I wasn't lumping them together. It was announced in 2017. Construction began in 2018. I know they had a delay due to Covid but that was still only a year. It's taking them close to 3 years to actually build this. I know Disney rides are more complex to build due to theming and the building required for the ride but it feels like they take their time to build new attractions
 

lazyboy97o

Well-Known Member
I wasn't lumping them together. It was announced in 2017. Construction began in 2018. I know they had a delay due to Covid but that was still only a year. It's taking them close to 3 years to actually build this. I know Disney rides are more complex to build due to theming and the building required for the ride but it feels like they take their time to build new attractions
Even in 2018 the design work was not done.
 

lazyboy97o

Well-Known Member
It's no wonder they take so long.
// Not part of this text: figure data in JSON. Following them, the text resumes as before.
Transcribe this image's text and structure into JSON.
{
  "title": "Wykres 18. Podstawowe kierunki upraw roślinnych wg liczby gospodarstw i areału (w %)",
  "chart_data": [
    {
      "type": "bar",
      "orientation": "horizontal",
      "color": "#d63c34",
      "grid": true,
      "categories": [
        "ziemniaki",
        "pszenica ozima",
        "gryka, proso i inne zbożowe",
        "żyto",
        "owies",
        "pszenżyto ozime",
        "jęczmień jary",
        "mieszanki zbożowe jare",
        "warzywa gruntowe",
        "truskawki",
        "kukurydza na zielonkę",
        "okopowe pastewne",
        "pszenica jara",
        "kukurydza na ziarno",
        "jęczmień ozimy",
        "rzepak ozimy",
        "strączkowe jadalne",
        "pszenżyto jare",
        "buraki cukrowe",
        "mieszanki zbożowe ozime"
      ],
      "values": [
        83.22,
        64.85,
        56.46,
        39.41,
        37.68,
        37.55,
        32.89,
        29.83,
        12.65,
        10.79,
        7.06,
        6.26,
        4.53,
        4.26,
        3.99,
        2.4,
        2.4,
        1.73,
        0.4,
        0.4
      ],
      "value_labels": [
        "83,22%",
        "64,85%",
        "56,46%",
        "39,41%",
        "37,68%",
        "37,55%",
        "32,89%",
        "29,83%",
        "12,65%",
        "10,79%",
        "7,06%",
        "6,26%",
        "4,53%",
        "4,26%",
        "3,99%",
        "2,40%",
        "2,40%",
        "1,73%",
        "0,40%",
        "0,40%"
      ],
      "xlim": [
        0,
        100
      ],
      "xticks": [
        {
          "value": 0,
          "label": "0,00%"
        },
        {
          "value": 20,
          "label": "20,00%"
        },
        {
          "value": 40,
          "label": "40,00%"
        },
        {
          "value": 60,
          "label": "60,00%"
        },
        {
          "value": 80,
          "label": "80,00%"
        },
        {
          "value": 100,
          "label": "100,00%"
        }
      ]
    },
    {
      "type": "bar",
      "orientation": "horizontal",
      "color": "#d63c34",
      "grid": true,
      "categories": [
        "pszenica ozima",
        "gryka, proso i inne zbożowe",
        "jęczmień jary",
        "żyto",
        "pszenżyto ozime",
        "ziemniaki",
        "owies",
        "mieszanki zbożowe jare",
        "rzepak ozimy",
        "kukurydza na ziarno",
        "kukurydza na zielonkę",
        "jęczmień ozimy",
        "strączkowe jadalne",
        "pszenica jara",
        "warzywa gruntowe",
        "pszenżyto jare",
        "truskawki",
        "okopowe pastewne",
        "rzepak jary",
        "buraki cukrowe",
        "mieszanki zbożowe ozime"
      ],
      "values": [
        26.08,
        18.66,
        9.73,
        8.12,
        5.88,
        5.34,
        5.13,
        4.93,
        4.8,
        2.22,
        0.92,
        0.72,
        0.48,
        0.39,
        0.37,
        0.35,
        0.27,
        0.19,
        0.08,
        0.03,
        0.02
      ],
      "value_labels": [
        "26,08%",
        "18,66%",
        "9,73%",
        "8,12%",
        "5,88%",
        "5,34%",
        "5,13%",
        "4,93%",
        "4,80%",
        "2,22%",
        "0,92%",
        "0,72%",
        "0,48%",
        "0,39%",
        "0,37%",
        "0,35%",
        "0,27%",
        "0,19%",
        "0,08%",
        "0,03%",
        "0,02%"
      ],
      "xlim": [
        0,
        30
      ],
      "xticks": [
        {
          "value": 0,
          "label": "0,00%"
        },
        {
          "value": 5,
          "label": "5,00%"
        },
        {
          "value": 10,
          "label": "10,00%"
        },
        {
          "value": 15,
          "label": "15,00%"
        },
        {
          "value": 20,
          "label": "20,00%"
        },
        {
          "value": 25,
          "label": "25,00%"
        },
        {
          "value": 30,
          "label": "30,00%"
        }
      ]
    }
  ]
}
How do you start construction without having the design work done. They announce new attractions but seemingly only have the artwork done.
No, that allows construction work to start sooner. Early site work and fast-track project delivery are not unique to Disney. They knew the footprint of the building so they could start work that doesn’t require knowing everything.
 

Jrb1979

Well-Known Member
No, that allows construction work to start sooner. Early site work and fast-track project delivery are not unique to Disney. They knew the footprint of the building so they could start work that doesn’t require knowing everything.
I agree it's not unique to Disney. Every other park when the build a new attraction it's usually planned years before. Now that I'm understanding the process it would make more sense for Disney to follow other parks lead and not announce new attractions til they are further along in the process of it being built.